MongoDB Query Builder (Visual)

Build MongoDB queries with a visual form. Add filter conditions one row at a time, pick projection fields, set sort and limit; the right pane shows the generated query as plain JSON, mongosh code, Node driver code, and Python (PyMongo) code. Supports the common operators ($eq, $ne, $gt, $gte, $lt, $lte, $in, $nin, $regex, $exists) and aggregation pipelines ($match, $project, $group, $sort, $limit, $unwind, $lookup).

Filter / pipeline stages

Output

How to use the MongoDB Query Builder (Visual)

Pick mode (find or aggregation). Add stages or conditions: for find, each row is one filter clause (field, operator, value); for aggregation, pick a stage type ($match, $group, etc.) and fill its parameters. The output updates live in your chosen format — paste directly into the MongoDB shell, your Node.js code, or a PyMongo script.

About MongoDB Query Builder (Visual)

MongoDB queries are JSON objects with a small DSL of operators. { status: "active", age: { $gte: 18 } } finds documents where status is "active" AND age is at least 18. Aggregation pipelines extend this with stages: $match filters, $group aggregates, $lookup joins, etc. The syntax is straightforward but verbose to type by hand — and getting the nesting right under $elemMatch, $expr, or nested $or clauses is error-prone.
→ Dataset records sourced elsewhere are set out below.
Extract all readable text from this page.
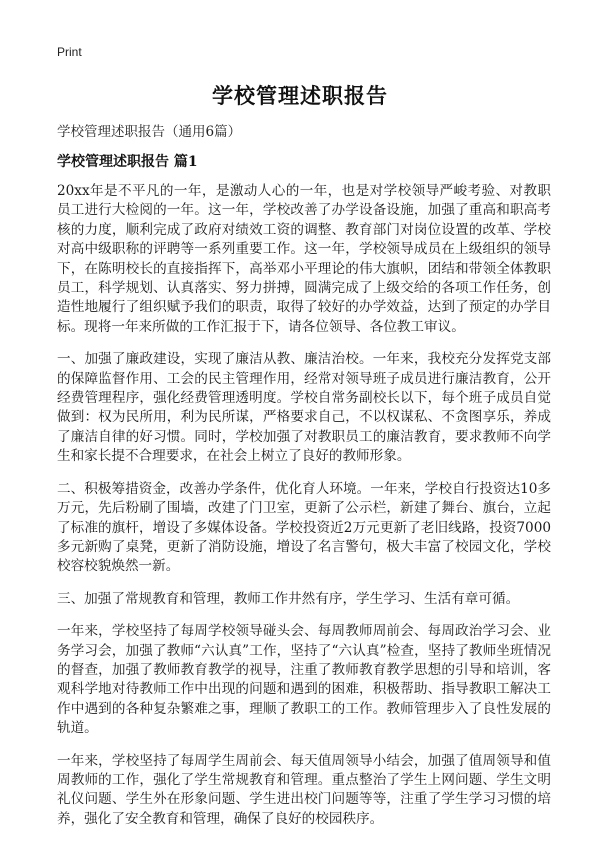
Print
学校管理述职报告
学校管理述职报告（通用6篇）
学校管理述职报告 篇1

20xx年是不平凡的一年，是激动人心的一年，也是对学校领导严峻考验、对教职员工进行大检阅的一年。这一年，学校改善了办学设备设施，加强了重高和职高考核的力度，顺利完成了政府对绩效工资的调整、教育部门对岗位设置的改革、学校对高中级职称的评聘等一系列重要工作。这一年，学校领导成员在上级组织的领导下，在陈明校长的直接指挥下，高举邓小平理论的伟大旗帜，团结和带领全体教职员工，科学规划、认真落实、努力拼搏，圆满完成了上级交给的各项工作任务，创造性地履行了组织赋予我们的职责，取得了较好的办学效益，达到了预定的办学目标。现将一年来所做的工作汇报于下，请各位领导、各位教工审议。

一、加强了廉政建设，实现了廉洁从教、廉洁治校。一年来，我校充分发挥党支部的保障监督作用、工会的民主管理作用，经常对领导班子成员进行廉洁教育，公开经费管理程序，强化经费管理透明度。学校自常务副校长以下，每个班子成员自觉做到：权为民所用，利为民所谋，严格要求自己，不以权谋私、不贪图享乐，养成了廉洁自律的好习惯。同时，学校加强了对教职员工的廉洁教育，要求教师不向学生和家长提不合理要求，在社会上树立了良好的教师形象。

二、积极筹措资金，改善办学条件，优化育人环境。一年来，学校自行投资达10多万元，先后粉刷了围墙，改建了门卫室，更新了公示栏，新建了舞台、旗台，立起了标准的旗杆，增设了多媒体设备。学校投资近2万元更新了老旧线路，投资7000多元新购了桌凳，更新了消防设施，增设了名言警句，极大丰富了校园文化，学校校容校貌焕然一新。

三、加强了常规教育和管理，教师工作井然有序，学生学习、生活有章可循。

一年来，学校坚持了每周学校领导碰头会、每周教师周前会、每周政治学习会、业务学习会，加强了教师“六认真”工作，坚持了“六认真”检查，坚持了教师坐班情况的督查，加强了教师教育教学的视导，注重了教师教育教学思想的引导和培训，客观科学地对待教师工作中出现的问题和遇到的困难，积极帮助、指导教职工解决工作中遇到的各种复杂繁难之事，理顺了教职工的工作。教师管理步入了良性发展的轨道。

一年来，学校坚持了每周学生周前会、每天值周领导小结会，加强了值周领导和值周教师的工作，强化了学生常规教育和管理。重点整治了学生上网问题、学生文明礼仪问题、学生外在形象问题、学生进出校门问题等等，注重了学生学习习惯的培养，强化了安全教育和管理，确保了良好的校园秩序。
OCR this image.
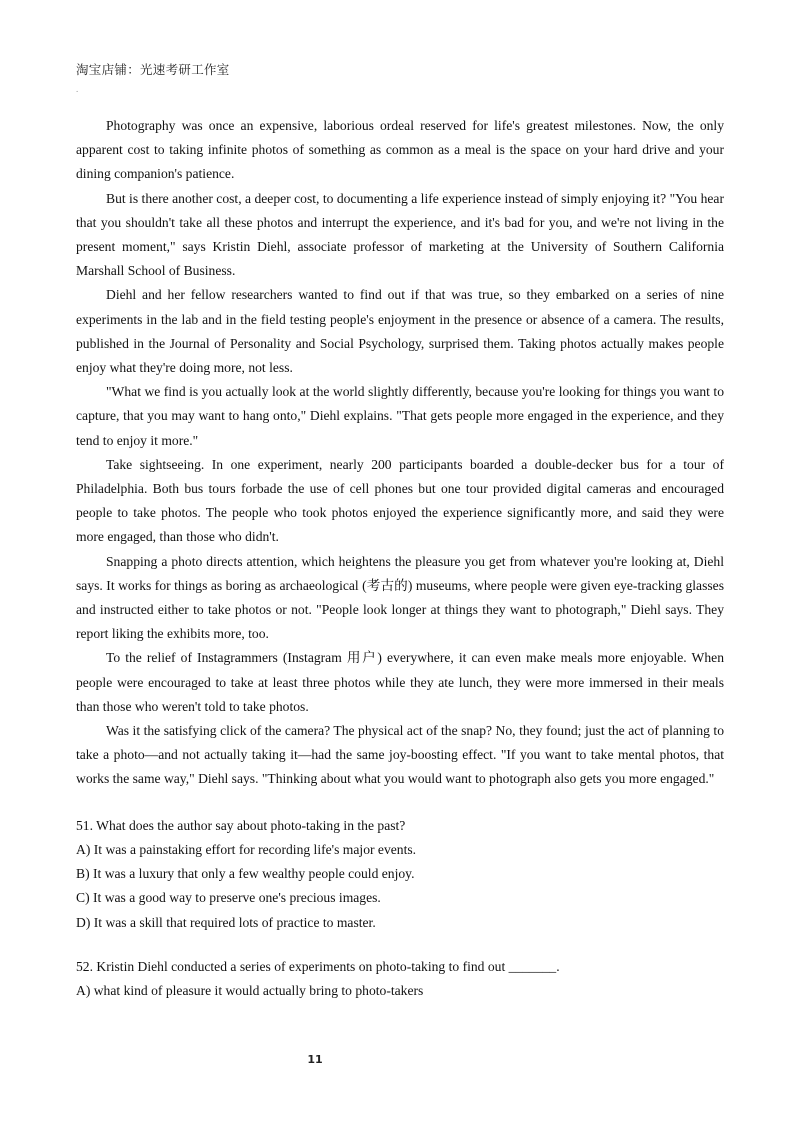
淘宝店铺：光速考研工作室
.

Photography was once an expensive, laborious ordeal reserved for life's greatest milestones. Now, the only apparent cost to taking infinite photos of something as common as a meal is the space on your hard drive and your dining companion's patience.

But is there another cost, a deeper cost, to documenting a life experience instead of simply enjoying it? "You hear that you shouldn't take all these photos and interrupt the experience, and it's bad for you, and we're not living in the present moment," says Kristin Diehl, associate professor of marketing at the University of Southern California Marshall School of Business.

Diehl and her fellow researchers wanted to find out if that was true, so they embarked on a series of nine experiments in the lab and in the field testing people's enjoyment in the presence or absence of a camera. The results, published in the Journal of Personality and Social Psychology, surprised them. Taking photos actually makes people enjoy what they're doing more, not less.

"What we find is you actually look at the world slightly differently, because you're looking for things you want to capture, that you may want to hang onto," Diehl explains. "That gets people more engaged in the experience, and they tend to enjoy it more."

Take sightseeing. In one experiment, nearly 200 participants boarded a double-decker bus for a tour of Philadelphia. Both bus tours forbade the use of cell phones but one tour provided digital cameras and encouraged people to take photos. The people who took photos enjoyed the experience significantly more, and said they were more engaged, than those who didn't.

Snapping a photo directs attention, which heightens the pleasure you get from whatever you're looking at, Diehl says. It works for things as boring as archaeological (考古的) museums, where people were given eye-tracking glasses and instructed either to take photos or not. "People look longer at things they want to photograph," Diehl says. They report liking the exhibits more, too.

To the relief of Instagrammers (Instagram 用户) everywhere, it can even make meals more enjoyable. When people were encouraged to take at least three photos while they ate lunch, they were more immersed in their meals than those who weren't told to take photos.

Was it the satisfying click of the camera? The physical act of the snap? No, they found; just the act of planning to take a photo—and not actually taking it—had the same joy-boosting effect. "If you want to take mental photos, that works the same way," Diehl says. "Thinking about what you would want to photograph also gets you more engaged."

51. What does the author say about photo-taking in the past?

A) It was a painstaking effort for recording life's major events.

B) It was a luxury that only a few wealthy people could enjoy.

C) It was a good way to preserve one's precious images.

D) It was a skill that required lots of practice to master.

52. Kristin Diehl conducted a series of experiments on photo-taking to find out _______.

A) what kind of pleasure it would actually bring to photo-takers

11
This builder gives you a form to fill in. The generated output is real MongoDB query JSON, identical to what you'd write by hand if you remembered every quirk of the syntax. Use it as a starting point — most production queries need additional clauses the builder doesn't cover (text search, geospatial, full aggregation operator richness), but the skeleton lands you most of the way.

Common use cases

  • One-off ad-hoc queries — generate a mongosh command without remembering operator spelling.
  • Teaching MongoDB — see exactly what a query for "users over 18 in California" looks like in JSON.
  • Code stub generation — get Node / Python boilerplate to paste into your service.
  • Debugging existing queries — rebuild the query in the form to confirm it matches what you intended.

Frequently asked questions

Does it cover text search and geospatial?

Not yet — those operators have many additional knobs ($text needs a search index; $near needs coordinate format). Use the JSON output as a starting point and add those clauses manually.

Will the output run against a real MongoDB?

Yes — the mongosh-formatted output pastes directly into the shell. Node and Python outputs are import-ready.

What about $lookup (joins)?

Supported in the aggregation pipeline mode. Pick $lookup, fill in from, localField, foreignField, and as.